Во-первых, не совсем полно представлен «диапазон размышлений» русских писателей. Обойдено столь характерное для предоктябрьского десятилетия стремление найти ответ на волновавшие вопросы, обращаясь к различного рода философским реминисценциям, используя богатый мифологический материал. А. Смирнова сама указывает на принципиальную важность такой линии в прозе 1910-х годов, но почему-то не реализует поставленной задачи. В результате обедняется литературный процесс, за пределами книги оказываются некоторые оригинальные, сочные по краскам произведения М. Горького, А. Куприна, А. Андреева, И. Бунина. Во-вторых, некоторые наблюдения не укреплены до мотивированного вывода. Думается, есть основание сказать, что отмеченная Л. Смирновой способность Горького в локальных характеристиках «анатомировать человеческие души», чтоб коснуться их утраченной сути, «восстановить их первоначальную, природную правду, утерянную в жестоких условиях социальной несправедливости» (стр. 72, 71), – наблюдение дельное. Но, почерпнутое при изучении цикла «По Руси», автобиографических повестей, оно, к сожалению, очень мало развернуто в конкретном анализе. А жаль! Поскольку следствия такого дара писателя очень значительны.

В советском литературоведении неоднократно уже звучал тезис о том, что социалистический реализм всегда находился в тесном взаимодействии с критическим реализмом, много давшим для его обогащения (см., например, работы В. Щербины, В. Келдыша). Выделение в книге Л. Смирновой идейных узлов литературного движения и позволяет увидеть область непосредственного соприкосновения художественной мысли столь разных писателей, как Горький, Бунин, Сергеев-Ценский, А. Толстой, Л. Андреев и многие другие.

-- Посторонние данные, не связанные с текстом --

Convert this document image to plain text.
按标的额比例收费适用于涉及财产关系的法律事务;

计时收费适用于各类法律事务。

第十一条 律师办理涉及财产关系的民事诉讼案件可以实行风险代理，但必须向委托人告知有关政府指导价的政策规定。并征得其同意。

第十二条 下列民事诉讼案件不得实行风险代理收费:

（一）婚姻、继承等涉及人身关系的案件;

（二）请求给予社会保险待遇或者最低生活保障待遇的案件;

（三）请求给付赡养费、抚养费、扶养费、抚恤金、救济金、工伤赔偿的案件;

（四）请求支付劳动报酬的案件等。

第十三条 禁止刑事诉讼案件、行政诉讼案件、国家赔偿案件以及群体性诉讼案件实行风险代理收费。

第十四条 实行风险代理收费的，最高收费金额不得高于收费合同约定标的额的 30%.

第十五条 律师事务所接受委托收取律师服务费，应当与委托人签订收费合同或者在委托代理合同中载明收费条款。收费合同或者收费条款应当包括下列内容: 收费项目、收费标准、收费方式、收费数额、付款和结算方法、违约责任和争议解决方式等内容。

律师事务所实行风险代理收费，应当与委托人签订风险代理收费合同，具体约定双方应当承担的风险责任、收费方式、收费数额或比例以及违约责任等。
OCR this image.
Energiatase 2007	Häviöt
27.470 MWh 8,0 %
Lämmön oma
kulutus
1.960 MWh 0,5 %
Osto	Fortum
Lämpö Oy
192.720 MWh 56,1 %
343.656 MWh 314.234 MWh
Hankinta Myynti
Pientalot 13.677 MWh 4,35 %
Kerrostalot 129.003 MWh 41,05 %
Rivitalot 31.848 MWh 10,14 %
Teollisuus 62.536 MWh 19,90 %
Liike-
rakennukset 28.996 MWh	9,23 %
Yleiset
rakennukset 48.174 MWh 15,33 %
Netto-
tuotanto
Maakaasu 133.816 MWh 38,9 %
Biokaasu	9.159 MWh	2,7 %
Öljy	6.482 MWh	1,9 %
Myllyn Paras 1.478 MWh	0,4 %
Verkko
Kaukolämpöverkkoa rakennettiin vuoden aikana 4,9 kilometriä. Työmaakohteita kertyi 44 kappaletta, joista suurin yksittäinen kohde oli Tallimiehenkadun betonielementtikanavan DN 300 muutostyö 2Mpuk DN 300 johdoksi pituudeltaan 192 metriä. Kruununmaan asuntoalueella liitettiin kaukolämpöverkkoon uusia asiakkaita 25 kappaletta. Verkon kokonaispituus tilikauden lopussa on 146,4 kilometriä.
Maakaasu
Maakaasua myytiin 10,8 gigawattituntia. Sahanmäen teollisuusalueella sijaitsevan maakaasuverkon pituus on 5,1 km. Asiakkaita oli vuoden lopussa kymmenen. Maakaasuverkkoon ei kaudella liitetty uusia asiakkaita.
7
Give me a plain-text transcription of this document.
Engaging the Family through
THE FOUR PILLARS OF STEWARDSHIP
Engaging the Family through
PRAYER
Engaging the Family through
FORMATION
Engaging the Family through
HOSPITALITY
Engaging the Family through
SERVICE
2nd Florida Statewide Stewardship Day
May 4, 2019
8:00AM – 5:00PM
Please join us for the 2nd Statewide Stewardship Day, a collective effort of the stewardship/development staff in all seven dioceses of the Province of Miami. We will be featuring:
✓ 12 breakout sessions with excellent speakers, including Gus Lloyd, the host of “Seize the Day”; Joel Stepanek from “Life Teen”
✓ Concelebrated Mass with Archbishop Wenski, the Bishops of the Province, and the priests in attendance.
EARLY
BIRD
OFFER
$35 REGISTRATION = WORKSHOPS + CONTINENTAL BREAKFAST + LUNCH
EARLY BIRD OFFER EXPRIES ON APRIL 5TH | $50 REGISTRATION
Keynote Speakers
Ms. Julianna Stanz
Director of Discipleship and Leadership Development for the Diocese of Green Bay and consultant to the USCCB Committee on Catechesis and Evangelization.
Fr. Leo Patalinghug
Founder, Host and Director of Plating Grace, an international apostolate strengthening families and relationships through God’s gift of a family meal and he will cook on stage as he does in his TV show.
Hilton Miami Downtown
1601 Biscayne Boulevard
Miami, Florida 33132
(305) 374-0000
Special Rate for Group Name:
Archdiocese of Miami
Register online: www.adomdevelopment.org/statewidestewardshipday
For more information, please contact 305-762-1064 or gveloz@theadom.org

Общий для широкого круга прозаиков интерес к социальным условиям русской жизни и ее историческим перспективам, к русскому национальному характеру, к идеям бунтарства и протестантства, к отношениям мужика и интеллигента, личности и массы, к понятиям смысла жизни, счастья и назначения человека содействует постижению как кардинальных расхождений в выводах между М. Горьким и критическими реалистами, так и внутренней переклички в их оценке своей современности.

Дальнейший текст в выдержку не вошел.